Em uma aproximação com a gastronomia, a SCT incluiu no grupo a quitandeira Rosana Nascimento, da comunidade da Caixa D’ Água da Esperança, zona rural de Tiradentes, que assa seus biscoitos no curioso forno de cupinzeiro. “Não tem como controlar a temperatura, não é forno elétrico. Funciona na base do olho”, explica.
 
Rafael Pires, do restaurante e confeitaria Mia, em Tiradentes, não quis mexer na receita dos biscoitos, que são famosos na região. Concentrou-se em dar ideias para incrementar a massa com o que ela tem em casa. O chef viu no quintal um pé de urucum e sugeriu colocar colorau na broinha de fubá, que ficou avermelhada. Achou na geladeira um doce de laranja que Rosana mesmo faz e propôs usá-lo como recheio, criando um formato diferente para o biscoito.
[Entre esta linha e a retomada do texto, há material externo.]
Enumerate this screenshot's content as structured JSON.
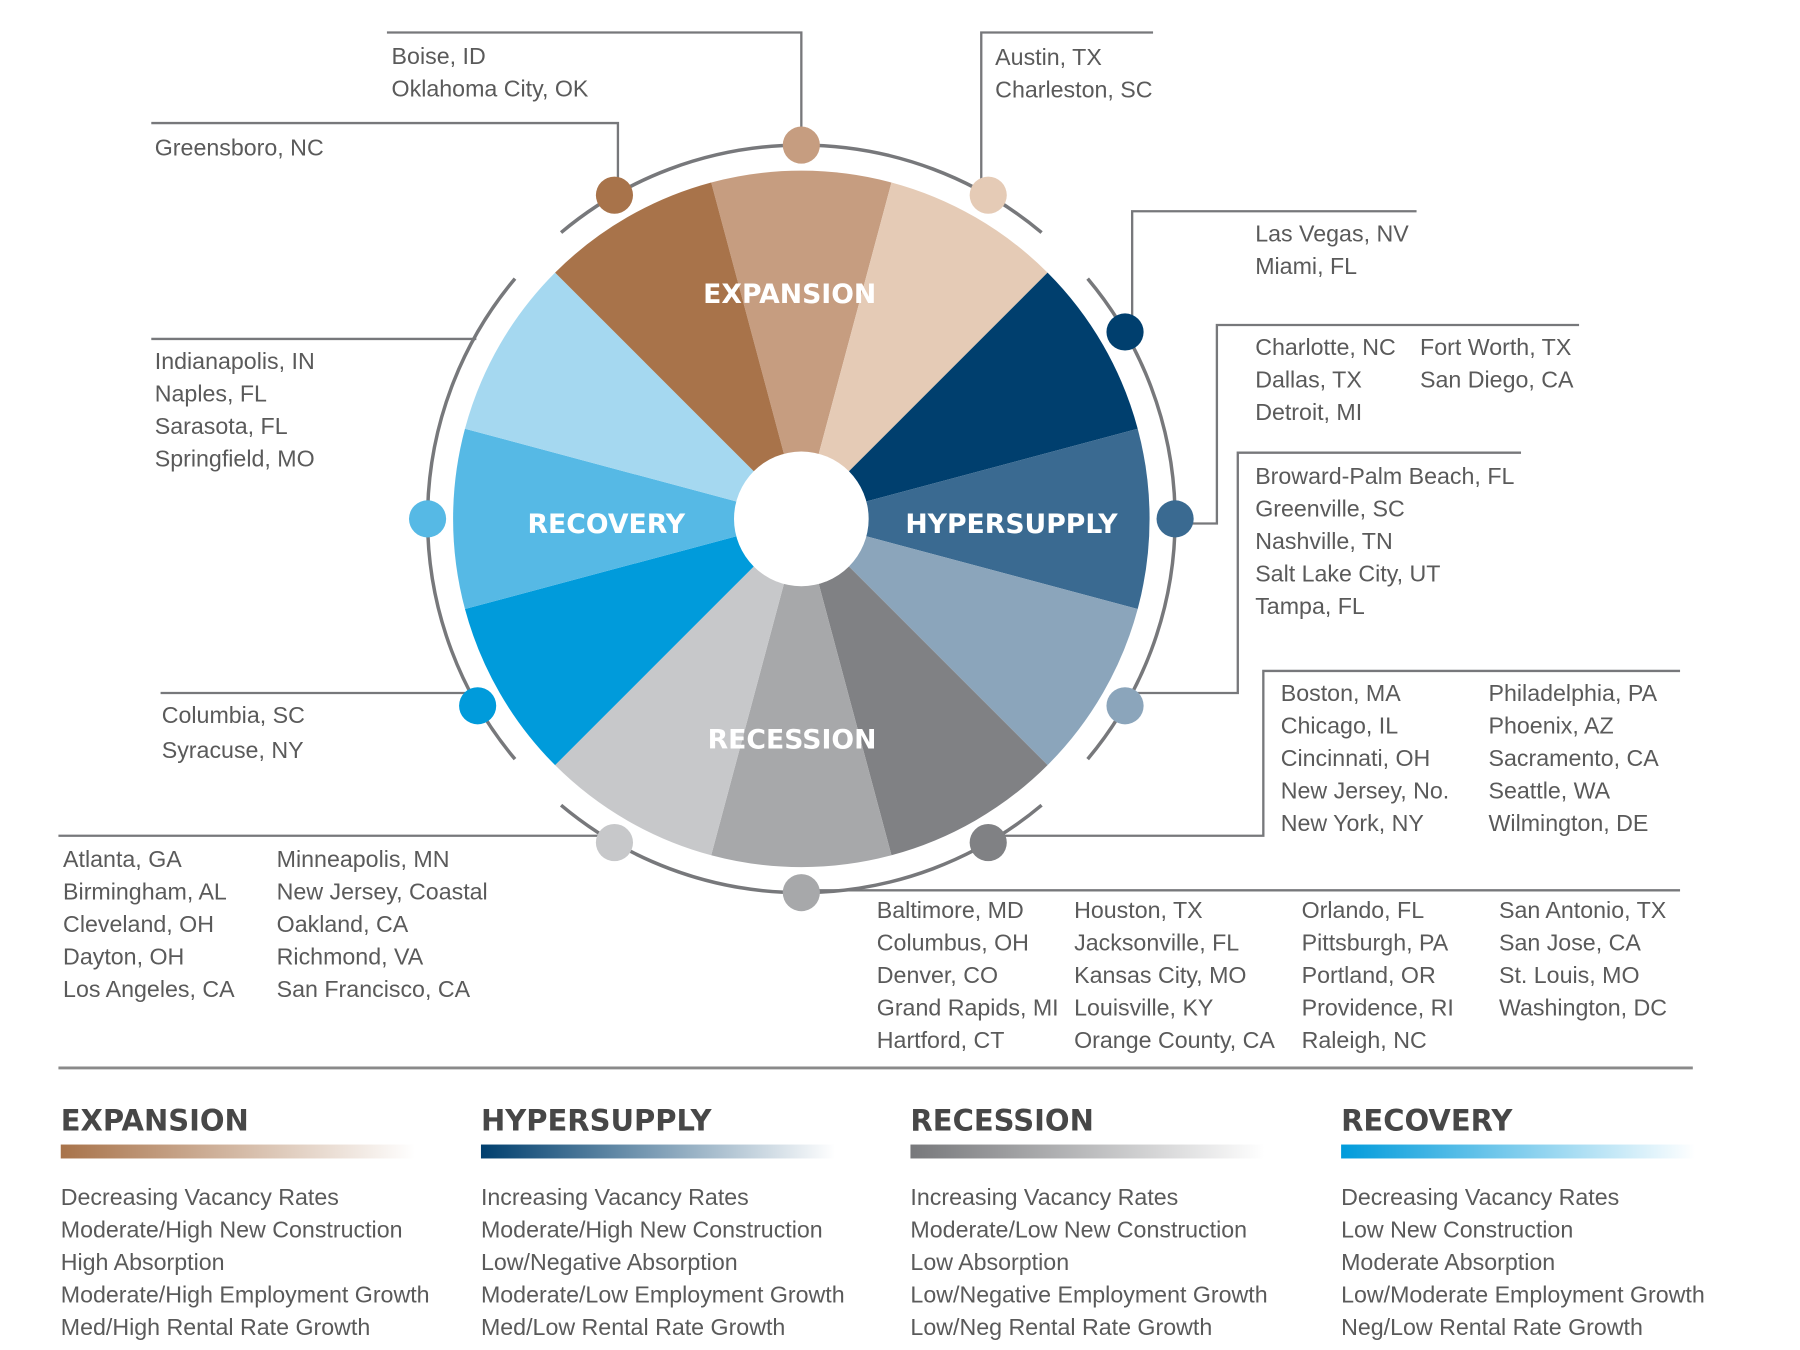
{
  "wheel": {
    "phases": [
      {
        "label": "EXPANSION",
        "colors": [
          "#c69d80",
          "#e5cbb6",
          "#a8734a"
        ]
      },
      {
        "label": "HYPERSUPPLY",
        "colors": [
          "#003f6e",
          "#3a6a91",
          "#8ba5bb"
        ]
      },
      {
        "label": "RECESSION",
        "colors": [
          "#808184",
          "#a7a8aa",
          "#c7c8ca"
        ]
      },
      {
        "label": "RECOVERY",
        "colors": [
          "#009bdb",
          "#56b9e5",
          "#a5d8f0"
        ]
      }
    ],
    "wedge_colors": [
      "#c69d80",
      "#e5cbb6",
      "#003f6e",
      "#3a6a91",
      "#8ba5bb",
      "#808184",
      "#a7a8aa",
      "#c7c8ca",
      "#009bdb",
      "#56b9e5",
      "#a5d8f0",
      "#a8734a"
    ],
    "ring_color": "#77787b"
  },
  "callouts": [
    {
      "position": 0,
      "columns": [
        [
          "Boise, ID",
          "Oklahoma City, OK"
        ]
      ]
    },
    {
      "position": 1,
      "columns": [
        [
          "Austin, TX",
          "Charleston, SC"
        ]
      ]
    },
    {
      "position": 2,
      "columns": [
        [
          "Las Vegas, NV",
          "Miami, FL"
        ]
      ]
    },
    {
      "position": 3,
      "columns": [
        [
          "Charlotte, NC",
          "Dallas, TX",
          "Detroit, MI"
        ],
        [
          "Fort Worth, TX",
          "San Diego, CA"
        ]
      ]
    },
    {
      "position": 4,
      "columns": [
        [
          "Broward-Palm Beach, FL",
          "Greenville, SC",
          "Nashville, TN",
          "Salt Lake City, UT",
          "Tampa, FL"
        ]
      ]
    },
    {
      "position": 5,
      "columns": [
        [
          "Boston, MA",
          "Chicago, IL",
          "Cincinnati, OH",
          "New Jersey, No.",
          "New York, NY"
        ],
        [
          "Philadelphia, PA",
          "Phoenix, AZ",
          "Sacramento, CA",
          "Seattle, WA",
          "Wilmington, DE"
        ]
      ]
    },
    {
      "position": 6,
      "columns": [
        [
          "Baltimore, MD",
          "Columbus, OH",
          "Denver, CO",
          "Grand Rapids, MI",
          "Hartford, CT"
        ],
        [
          "Houston, TX",
          "Jacksonville, FL",
          "Kansas City, MO",
          "Louisville, KY",
          "Orange County, CA"
        ],
        [
          "Orlando, FL",
          "Pittsburgh, PA",
          "Portland, OR",
          "Providence, RI",
          "Raleigh, NC"
        ],
        [
          "San Antonio, TX",
          "San Jose, CA",
          "St. Louis, MO",
          "Washington, DC"
        ]
      ]
    },
    {
      "position": 7,
      "columns": [
        [
          "Atlanta, GA",
          "Birmingham, AL",
          "Cleveland, OH",
          "Dayton, OH",
          "Los Angeles, CA"
        ],
        [
          "Minneapolis, MN",
          "New Jersey, Coastal",
          "Oakland, CA",
          "Richmond, VA",
          "San Francisco, CA"
        ]
      ]
    },
    {
      "position": 8,
      "columns": [
        [
          "Columbia, SC",
          "Syracuse, NY"
        ]
      ]
    },
    {
      "position": 9,
      "columns": [
        [
          "Indianapolis, IN",
          "Naples, FL",
          "Sarasota, FL",
          "Springfield, MO"
        ]
      ]
    },
    {
      "position": 11,
      "columns": [
        [
          "Greensboro, NC"
        ]
      ]
    }
  ],
  "legend": [
    {
      "title": "EXPANSION",
      "gradient": [
        "#a8734a",
        "#ffffff"
      ],
      "items": [
        "Decreasing Vacancy Rates",
        "Moderate/High New Construction",
        "High Absorption",
        "Moderate/High Employment Growth",
        "Med/High Rental Rate Growth"
      ]
    },
    {
      "title": "HYPERSUPPLY",
      "gradient": [
        "#003f6e",
        "#ffffff"
      ],
      "items": [
        "Increasing Vacancy Rates",
        "Moderate/High New Construction",
        "Low/Negative Absorption",
        "Moderate/Low Employment Growth",
        "Med/Low Rental Rate Growth"
      ]
    },
    {
      "title": "RECESSION",
      "gradient": [
        "#77787b",
        "#ffffff"
      ],
      "items": [
        "Increasing Vacancy Rates",
        "Moderate/Low New Construction",
        "Low Absorption",
        "Low/Negative Employment Growth",
        "Low/Neg Rental Rate Growth"
      ]
    },
    {
      "title": "RECOVERY",
      "gradient": [
        "#009bdb",
        "#ffffff"
      ],
      "items": [
        "Decreasing Vacancy Rates",
        "Low New Construction",
        "Moderate Absorption",
        "Low/Moderate Employment Growth",
        "Neg/Low Rental Rate Growth"
      ]
    }
  ]
}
Como lá tem muito limão-capeta, ele ainda ensinou a saborizar a massa com raspas de limão.
 
“Tenho 20 anos de cozinha, pensei que fosse ensinar técnicas, mas acabei aprendendo muito mais. Para quem está acostumado a trabalhar com cada vez mais tecnologia, é um desafio usar um forno que não tem controle de tempo nem temperatura. Você pisca o olho e queima o biscoito”, destaca Rafael, que pensa em servir os biscoitos no restaurante e colocá-los para vender na confeitaria.
Em pouco tempo, Rosana já percebeu como seus biscoitos ficaram ainda mais conhecidos e demonstra felicidade por poder continuar a fazer o que gosta. “Quando acendo o forno e começo a assar os biscoitos, sinto um cheiro tão gostoso que não tem dinheiro que pague”, comenta a quitandeira, que recebe as pessoas em casa com uma mesa de café da manhã.
 
No ano que vem, os artesãos desta edição serão os protagonistas da exposição “Desdobramentos”, que mostra para o público a continuidade do trabalho, seja com a ampliação de coleções ou novos produtos.